Now we establish a connection to the database.

con <- odbcDriverConnect(connection = "Driver= {SQL Server Native Client 11.0};server=localhost;database=DBex;trusted_connection=yes")

Next, we query the data that we want:

queryresult <- sqlQuery(con, "select Airlines.Airline_Name, Arriving_Flights.City, Arriving_Flights.Flight_Status, Arriving_Flights.Flight_Time_minuts, Arriving_Flights.ID FROM Arriving_Flights INNER JOIN Airlines ON Arriving_Flights.ID = Airlines.ID;")

Now that we have the data loaded, we can commence the cleaning process.

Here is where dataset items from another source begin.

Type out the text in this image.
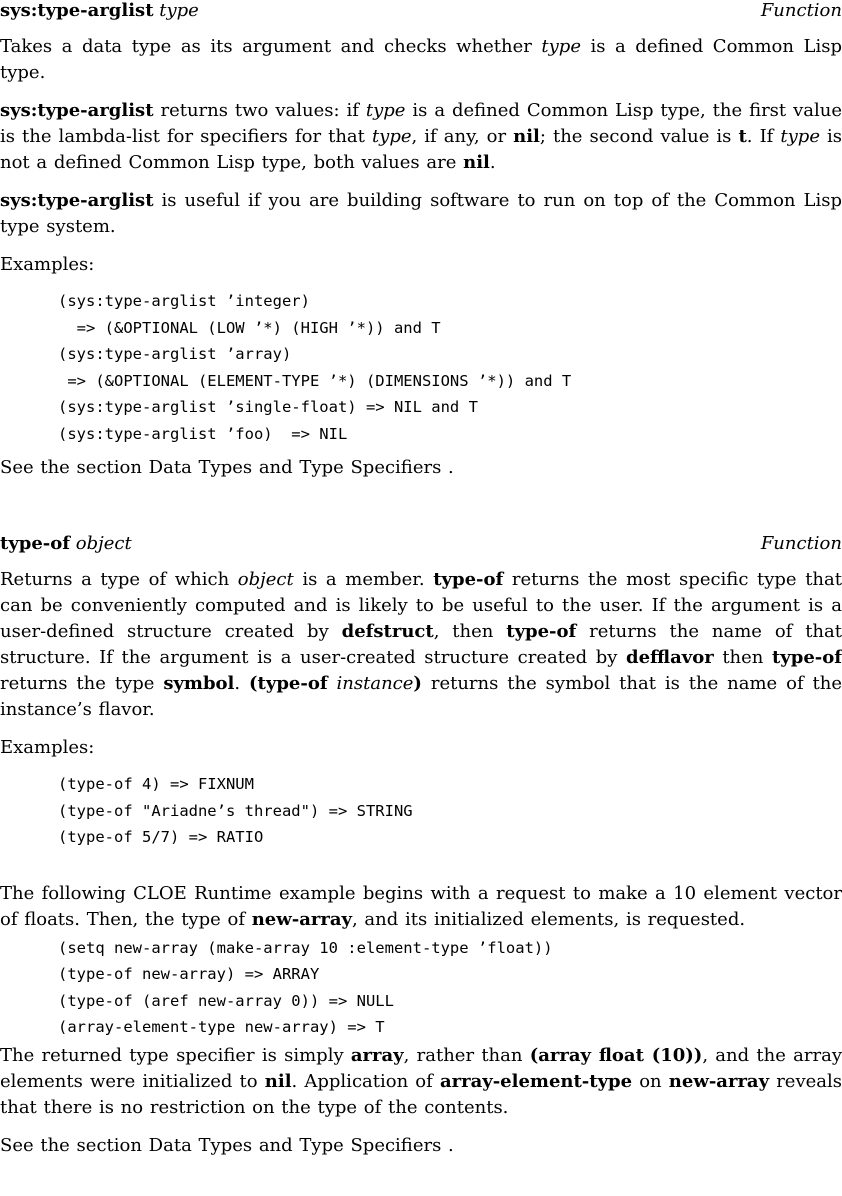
sys:type-arglist type	Function

Takes a data type as its argument and checks whether type is a defined Common Lisp type.

sys:type-arglist returns two values: if type is a defined Common Lisp type, the first value is the lambda-list for specifiers for that type, if any, or nil; the second value is t. If type is not a defined Common Lisp type, both values are nil.

sys:type-arglist is useful if you are building software to run on top of the Common Lisp type system.

Examples:

(sys:type-arglist ’integer)
=> (&OPTIONAL (LOW ’*) (HIGH ’*)) and T
(sys:type-arglist ’array)
=> (&OPTIONAL (ELEMENT-TYPE ’*) (DIMENSIONS ’*)) and T
(sys:type-arglist ’single-float) => NIL and T
(sys:type-arglist ’foo)  => NIL

See the section Data Types and Type Specifiers .

type-of object	Function

Returns a type of which object is a member. type-of returns the most specific type that can be conveniently computed and is likely to be useful to the user. If the argument is a user-defined structure created by defstruct, then type-of returns the name of that structure. If the argument is a user-created structure created by defflavor then type-of returns the type symbol. (type-of instance) returns the symbol that is the name of the instance’s flavor.

Examples:

(type-of 4) => FIXNUM
(type-of "Ariadne’s thread") => STRING
(type-of 5/7) => RATIO

The following CLOE Runtime example begins with a request to make a 10 element vector of floats. Then, the type of new-array, and its initialized elements, is requested.

(setq new-array (make-array 10 :element-type ’float))
(type-of new-array) => ARRAY
(type-of (aref new-array 0)) => NULL
(array-element-type new-array) => T

The returned type specifier is simply array, rather than (array float (10)), and the array elements were initialized to nil. Application of array-element-type on new-array reveals that there is no restriction on the type of the contents.

See the section Data Types and Type Specifiers .
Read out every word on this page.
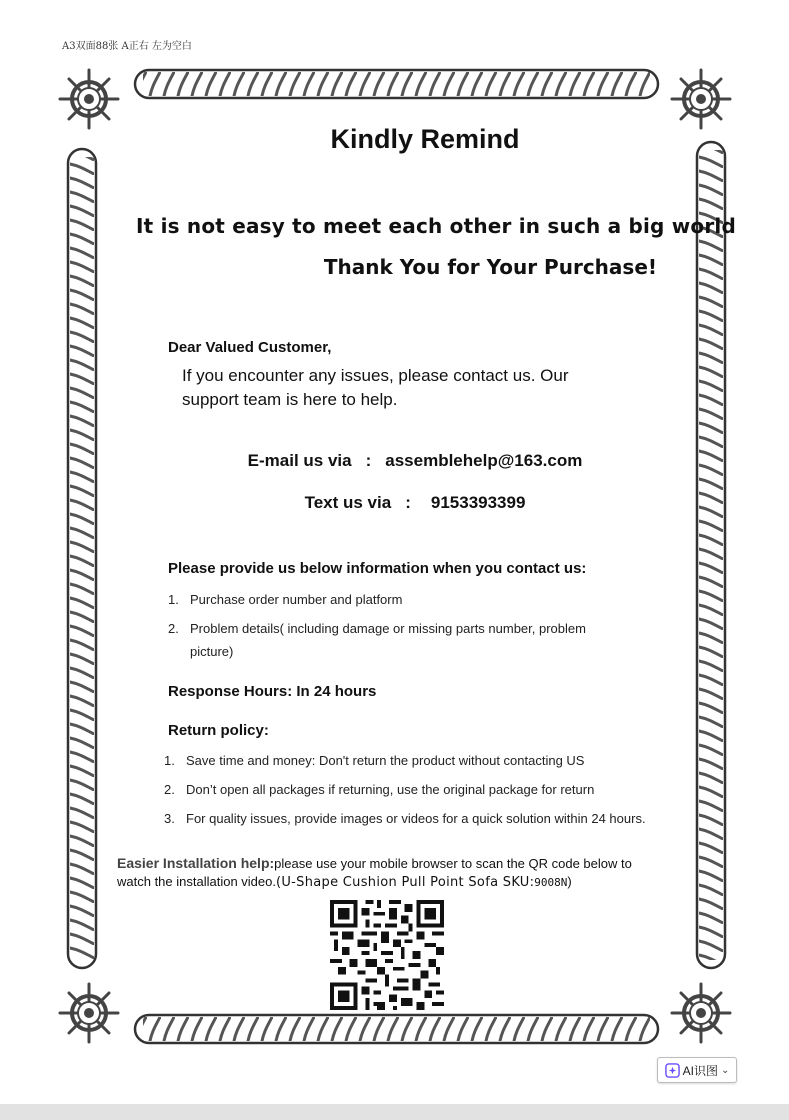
A3双面88张 A正右 左为空白
Kindly Remind
It is not easy to meet each other in such a big world
Thank You for Your Purchase!
Dear Valued Customer,
If you encounter any issues, please contact us. Our support team is here to help.
E-mail us via : assemblehelp@163.com
Text us via : 9153393399
Please provide us below information when you contact us:
1. Purchase order number and platform
2. Problem details( including damage or missing parts number, problem picture)
Response Hours: In 24 hours
Return policy:
1. Save time and money: Don't return the product without contacting US
2. Don’t open all packages if returning, use the original package for return
3. For quality issues, provide images or videos for a quick solution within 24 hours.
Easier Installation help:please use your mobile browser to scan the QR code below to watch the installation video.(U-Shape Cushion Pull Point Sofa SKU:9008N)
AI识图 ⌄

  • Flight time minutes are mislabeled and should be renamed the number of flights.

  • We also need to convert character variables into factor in order to conduct analysis

  • We also do not want the ID column.

queryresult$ID <- NULL
names(queryresult)[4] ="Number of Flights"
#Data Conversion
queryresult$Airline_Name <- as.factor(queryresult$Airline_Name)
queryresult$Flight_Status <- as.factor(queryresult$Flight_Status)

queryresult$City <- as.factor(queryresult$City)

The data is now said to be ‘tidy’ as it meets each of the following 3 criteria:

  1. Each variable forms a column.

  2. Each observation forms a row.

  3. Each type of observational unit forms a table. 1

    • Since the data is now considered tidy, we can now compare the ‘On-Time’ and delayed groups between the two airlines.
Alaska <- subset(queryresult, Airline_Name == 'Alaska')

AM.West <- subset(queryresult, Airline_Name == 'AM West')


Alaska %>%
  ggplot( aes(x=City, y=`Number of Flights`, group=Flight_Status, color=Flight_Status)) +
    geom_line() +
  coord_flip() +
    scale_color_viridis(discrete = TRUE) +
    ggtitle("Alaska Airlines: On-Time vs Delayed") +
    theme_ipsum() +
    ylab("Number of Flights")

AM.West |> 
  ggplot( aes(x=City, y=`Number of Flights`, group=Flight_Status, color=Flight_Status)) +
    geom_line() +
  coord_flip() +
    scale_color_viridis(discrete = TRUE) +
    ggtitle("AM West Airlines: On-Time vs Delayed") +
    theme_ipsum() +
    ylab("Number of Flights")

Number of Flights for Alaska airlines: On-Time vs Delayed

Number of Flights for AM West airlines: On-Time vs Delayed

Flight Status comparison for AM West and Alaska Airlines.

Results

From the graphs we can see that a few takeaways are immediately apparent:

  1. They were a significantly greater amount of flights that were on time rather than delayed– when looking at either airline (not surprising).

  2. For AM West: the number of on-time flights and delayed flights are comparable, except when looking at Phoenix where there is a large number of on-time flights. This could be due to the airline getting a lot of traffic in this area. A similar observation can be seen with Alaska airlines and traveling to Seattle.

  3. Due to a large number of flights going to Seattle (for Alaska) and Phoenix (for AM West), the number of delayed flights that travel to these cities is also fairly large.

Footnotes

  1. Wickham, Hadley. Tidy Data, Journal of Statistical Software, Volume VV, Issue II↩︎